Es normal sentirse mal estos días. La crisis ha cogido carrerilla y se hace más fuerte por momentos. El mañana será peor que hoy y tener un trabajo que te permita vivir bien, que te brinde una vivienda, hijos, un coche… es ya impensable para muchas personas. Y mientras esta es la realidad, los políticos y políticas disfrutan de sueldazos y prerrogativas sin límite. Nada ha cambiado. Ellos y ellas siguen con el nivel de vida al que ya estaban acostumbrados/as y con los mismos babosos/as a su alrededor dórandoles la píldora, ciegos a posta para no ver la ciénaga que alimentan; una ciénaga en la que se baila encima del cadáver de la política y de la democracia, encima de las millones de almas que arrastran sus sombras sin esperanzas, encima de las desesperanzas que nacen, crecen y se reproducen a patadas.

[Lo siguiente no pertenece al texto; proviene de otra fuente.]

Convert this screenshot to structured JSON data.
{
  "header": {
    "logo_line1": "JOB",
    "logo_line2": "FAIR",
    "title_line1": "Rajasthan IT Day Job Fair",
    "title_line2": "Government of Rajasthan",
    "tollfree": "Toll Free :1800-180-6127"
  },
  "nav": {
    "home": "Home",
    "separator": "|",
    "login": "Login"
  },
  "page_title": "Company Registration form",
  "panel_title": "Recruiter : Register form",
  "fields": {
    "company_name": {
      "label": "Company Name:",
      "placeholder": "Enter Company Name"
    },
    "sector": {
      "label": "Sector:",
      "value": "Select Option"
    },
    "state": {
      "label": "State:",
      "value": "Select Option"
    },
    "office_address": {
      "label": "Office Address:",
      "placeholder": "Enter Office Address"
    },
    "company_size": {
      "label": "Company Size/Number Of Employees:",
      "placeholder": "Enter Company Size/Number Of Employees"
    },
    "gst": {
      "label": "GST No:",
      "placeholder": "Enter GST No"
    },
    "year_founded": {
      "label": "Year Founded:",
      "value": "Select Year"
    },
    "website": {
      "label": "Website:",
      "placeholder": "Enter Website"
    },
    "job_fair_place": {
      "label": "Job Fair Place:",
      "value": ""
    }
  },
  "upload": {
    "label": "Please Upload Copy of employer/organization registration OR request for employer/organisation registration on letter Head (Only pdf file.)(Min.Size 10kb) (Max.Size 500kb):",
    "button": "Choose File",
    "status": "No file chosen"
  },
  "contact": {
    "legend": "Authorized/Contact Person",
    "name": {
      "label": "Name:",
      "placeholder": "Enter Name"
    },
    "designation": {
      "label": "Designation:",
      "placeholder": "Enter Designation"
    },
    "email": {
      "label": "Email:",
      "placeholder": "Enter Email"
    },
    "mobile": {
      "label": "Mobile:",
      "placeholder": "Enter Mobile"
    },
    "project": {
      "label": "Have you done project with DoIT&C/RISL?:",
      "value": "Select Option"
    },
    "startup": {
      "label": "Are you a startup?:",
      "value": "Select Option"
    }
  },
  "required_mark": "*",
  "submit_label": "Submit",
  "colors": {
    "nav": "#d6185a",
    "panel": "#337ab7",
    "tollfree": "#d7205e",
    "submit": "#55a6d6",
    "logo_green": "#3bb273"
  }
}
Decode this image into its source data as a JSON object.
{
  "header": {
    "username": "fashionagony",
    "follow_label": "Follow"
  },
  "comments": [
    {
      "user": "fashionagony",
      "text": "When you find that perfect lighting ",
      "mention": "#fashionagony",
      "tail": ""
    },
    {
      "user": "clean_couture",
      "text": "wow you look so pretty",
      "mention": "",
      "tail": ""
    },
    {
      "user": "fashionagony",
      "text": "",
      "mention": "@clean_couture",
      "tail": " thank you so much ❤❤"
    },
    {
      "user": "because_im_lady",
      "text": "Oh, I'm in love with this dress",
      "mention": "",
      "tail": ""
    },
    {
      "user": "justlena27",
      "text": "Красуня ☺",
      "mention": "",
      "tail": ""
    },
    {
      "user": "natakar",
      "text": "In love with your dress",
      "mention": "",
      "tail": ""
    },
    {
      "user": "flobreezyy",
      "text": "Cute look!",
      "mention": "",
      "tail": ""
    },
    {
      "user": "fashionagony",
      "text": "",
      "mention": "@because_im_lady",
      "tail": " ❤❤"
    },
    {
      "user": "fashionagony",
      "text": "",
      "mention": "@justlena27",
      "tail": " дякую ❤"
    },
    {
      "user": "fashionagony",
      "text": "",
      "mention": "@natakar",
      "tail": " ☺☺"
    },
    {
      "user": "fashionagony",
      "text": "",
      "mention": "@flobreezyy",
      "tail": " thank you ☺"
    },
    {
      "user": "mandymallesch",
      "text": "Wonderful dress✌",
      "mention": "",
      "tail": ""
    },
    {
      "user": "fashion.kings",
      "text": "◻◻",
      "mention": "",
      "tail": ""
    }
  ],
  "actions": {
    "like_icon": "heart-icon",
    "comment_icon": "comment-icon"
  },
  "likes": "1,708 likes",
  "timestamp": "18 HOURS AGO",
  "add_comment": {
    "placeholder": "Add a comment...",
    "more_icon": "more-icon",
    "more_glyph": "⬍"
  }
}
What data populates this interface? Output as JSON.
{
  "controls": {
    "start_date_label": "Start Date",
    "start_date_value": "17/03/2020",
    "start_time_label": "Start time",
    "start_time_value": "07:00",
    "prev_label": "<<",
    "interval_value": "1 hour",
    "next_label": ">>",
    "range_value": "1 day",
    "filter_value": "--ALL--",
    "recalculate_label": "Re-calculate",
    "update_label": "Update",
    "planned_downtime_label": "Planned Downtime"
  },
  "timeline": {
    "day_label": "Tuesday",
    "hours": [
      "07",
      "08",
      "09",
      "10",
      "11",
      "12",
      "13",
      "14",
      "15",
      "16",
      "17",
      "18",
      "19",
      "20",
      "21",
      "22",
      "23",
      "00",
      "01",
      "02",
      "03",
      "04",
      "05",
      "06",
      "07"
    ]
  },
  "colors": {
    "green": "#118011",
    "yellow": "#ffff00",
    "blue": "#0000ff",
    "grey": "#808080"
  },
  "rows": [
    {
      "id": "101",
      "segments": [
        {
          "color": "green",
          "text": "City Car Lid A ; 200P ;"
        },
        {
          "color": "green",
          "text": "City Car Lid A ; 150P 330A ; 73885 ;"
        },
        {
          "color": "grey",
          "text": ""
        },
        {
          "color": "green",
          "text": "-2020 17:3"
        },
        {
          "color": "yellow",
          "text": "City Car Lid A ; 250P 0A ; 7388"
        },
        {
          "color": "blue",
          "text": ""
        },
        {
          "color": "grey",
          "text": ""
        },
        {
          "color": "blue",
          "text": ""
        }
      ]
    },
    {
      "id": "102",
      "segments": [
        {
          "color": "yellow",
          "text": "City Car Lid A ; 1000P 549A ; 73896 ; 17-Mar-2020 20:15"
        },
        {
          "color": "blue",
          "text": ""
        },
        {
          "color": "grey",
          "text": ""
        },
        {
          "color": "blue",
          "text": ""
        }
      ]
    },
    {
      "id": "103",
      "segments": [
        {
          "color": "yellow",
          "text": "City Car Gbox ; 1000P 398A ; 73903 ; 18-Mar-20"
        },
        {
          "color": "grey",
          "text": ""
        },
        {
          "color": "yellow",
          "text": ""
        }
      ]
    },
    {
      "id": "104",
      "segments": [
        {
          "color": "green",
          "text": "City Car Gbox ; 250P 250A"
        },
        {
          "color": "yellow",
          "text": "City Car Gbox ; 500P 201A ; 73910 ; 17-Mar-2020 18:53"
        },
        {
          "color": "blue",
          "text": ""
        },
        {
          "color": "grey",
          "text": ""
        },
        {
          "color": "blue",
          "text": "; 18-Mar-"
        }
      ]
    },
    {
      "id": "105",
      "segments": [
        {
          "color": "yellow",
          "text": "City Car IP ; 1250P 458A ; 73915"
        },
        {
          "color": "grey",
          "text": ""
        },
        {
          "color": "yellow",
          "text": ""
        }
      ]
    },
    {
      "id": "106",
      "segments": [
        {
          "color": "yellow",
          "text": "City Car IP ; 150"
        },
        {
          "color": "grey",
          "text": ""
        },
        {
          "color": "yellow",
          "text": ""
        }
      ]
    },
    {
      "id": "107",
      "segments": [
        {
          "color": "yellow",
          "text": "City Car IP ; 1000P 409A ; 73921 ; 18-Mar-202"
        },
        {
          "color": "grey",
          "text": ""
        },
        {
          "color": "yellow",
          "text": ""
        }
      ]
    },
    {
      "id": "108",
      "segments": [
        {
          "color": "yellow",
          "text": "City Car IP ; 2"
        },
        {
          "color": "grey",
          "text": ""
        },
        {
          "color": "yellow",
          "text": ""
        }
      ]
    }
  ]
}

Es normal sentirse mal estos días. Es lógico, además. Las personas que manejan los hilos políticos salen por televisión todos los días de Dios lanzando fórmulas ficticias y vomitando demagogia mientras sus coches duermen calentitos en los garajes de sus casas, perfectamente cuidadas por personal doméstico; mientras sus hijos acuden a colegios privados y se gastan las propinas en boutiques y viajes mega super guays; mientras sus esposas y maridos comen marisco y brindan con buen vino; mientras sus caprichos están asegurados. Y así, con sus cuentas a buen recaudo y sus personal shoper pensando en los colores de la temporada, salen por televisión tranquilos/as, poniendo caras de preocupación e indignación para ver si cuela y poder esconder mejor sus vergüenzas.
Y así pasan los días, sin solución y encaminados hacia el precipicio. Es normal sentirse a morir estos días. Y sería normal explotar y reaccionar.